Find the area of the region

Y=x*sqrt((4-x)/(4+x)), y=0, x=4

Answer 1

just plug in the values :) given for "x" and "y" in the equation

Answer 2

It's integration

Answer 3

\[y=x\sqrt{\frac{4-x}{4+x}}\]
Here's a link with a pic of the region: http://www.wolframalpha.com/input/?i=Plot%5Bx*Sqrt%5B%284-x%29%2F%284%2Bx%29%5D%2C%7Bx%2C-1%2C4%7D%5D

\[A=\int_0^4 x\sqrt{\frac{4-x}{4+x}}~dx\]
I'd start off with a substitution: \(u=4+x~\iff~x=u-4\), so \(du=dx\):
\[A=\int_4^8 (u-4)\sqrt{\frac{4-(u-4)}{u}}~du\\
A=\int_4^8 (u-4)\sqrt{\frac{8-u}{u}}~du
\]
Then another substitution: \(t=\dfrac{8-u}{u}~\iff~u=\dfrac{8}{t+1}\),
so \(dt=-\dfrac{8}{u^2}~du~\iff~du=-\dfrac{\left(\frac{8}{t+1}\right)^2}{8}~dt=-\dfrac{8}{(t+1)^2}~dt\).

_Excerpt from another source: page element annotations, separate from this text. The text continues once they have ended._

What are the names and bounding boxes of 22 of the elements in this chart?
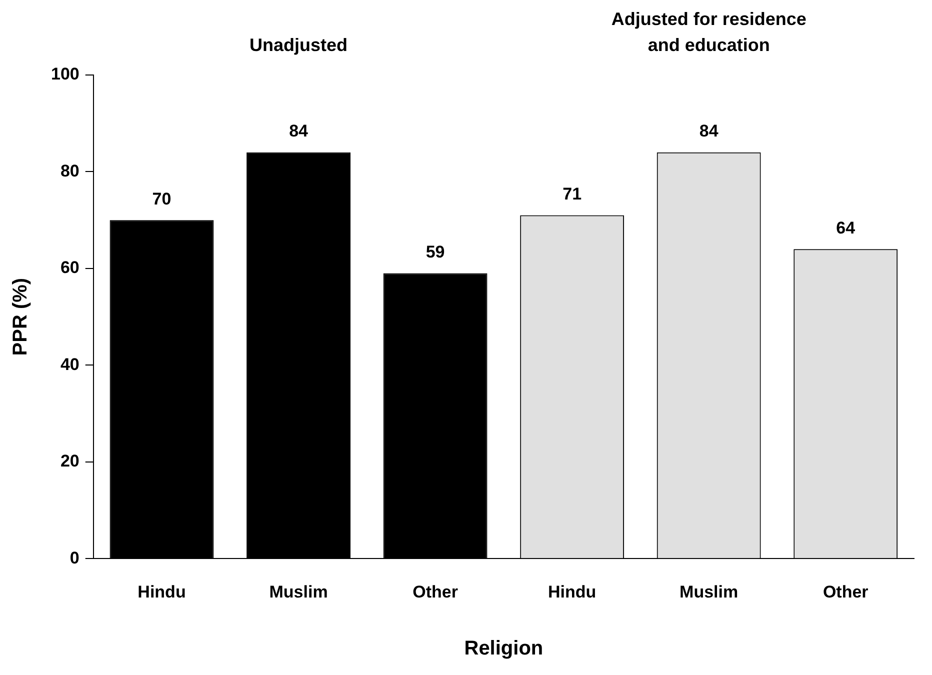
data-label: 84	[699, 122, 719, 141]
data-label: 59	[426, 242, 445, 262]
y-tick-label: 20	[60, 452, 80, 471]
data-label: 70	[152, 189, 172, 208]
x-tick-label: Other	[412, 582, 458, 602]
y-tick-label: 0	[70, 548, 80, 568]
x-tick-label: Hindu	[548, 582, 596, 602]
x-tick-label: Hindu	[138, 582, 186, 602]
text: Adjusted for residence and education	[611, 8, 806, 55]
y-tick-label: 40	[60, 354, 80, 374]
y-tick-label: 100	[50, 64, 80, 84]
data-label: 71	[562, 184, 582, 204]
x-tick-label: Muslim	[680, 582, 738, 602]
data-label: 84	[289, 122, 309, 141]
y-axis-title: PPR (%)	[10, 278, 32, 356]
x-tick-label: Other	[822, 582, 869, 602]
text: Unadjusted	[250, 34, 348, 55]
x-axis-title: Religion	[464, 638, 544, 660]
y-tick-label: 80	[60, 161, 80, 180]
data-label: 64	[836, 218, 856, 238]
y-tick-label: 60	[60, 258, 80, 278]
x-tick-label: Muslim	[269, 582, 328, 602]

So you have \(u-4=\dfrac{8}{t+1}-4=\dfrac{4-4t}{t+1}\), and the integral becomes
\[A=\int_1^0 \dfrac{4-4t}{t+1}\sqrt{t}~\left(-\dfrac{8}{(t+1)^2}~dt\right)\\
A=32\int_0^1 \dfrac{1-t}{(t+1)^3}\sqrt{t}~dt\]
Yet another substitution: \(s=\sqrt{t}~\iff~s^2=t\), so \(ds=\dfrac{1}{2\sqrt{t}}~dt~\iff~dt=2s~ds\).
\[A=32\int_0^1 \dfrac{1-s^2}{(s^2+1)^3}s~(2s~ds)\\
A=64\int_0^1 \dfrac{(1-s^2)s^2}{(s^2+1)^3}~ds\]
Break up into partial fractions. The work from there gets easier.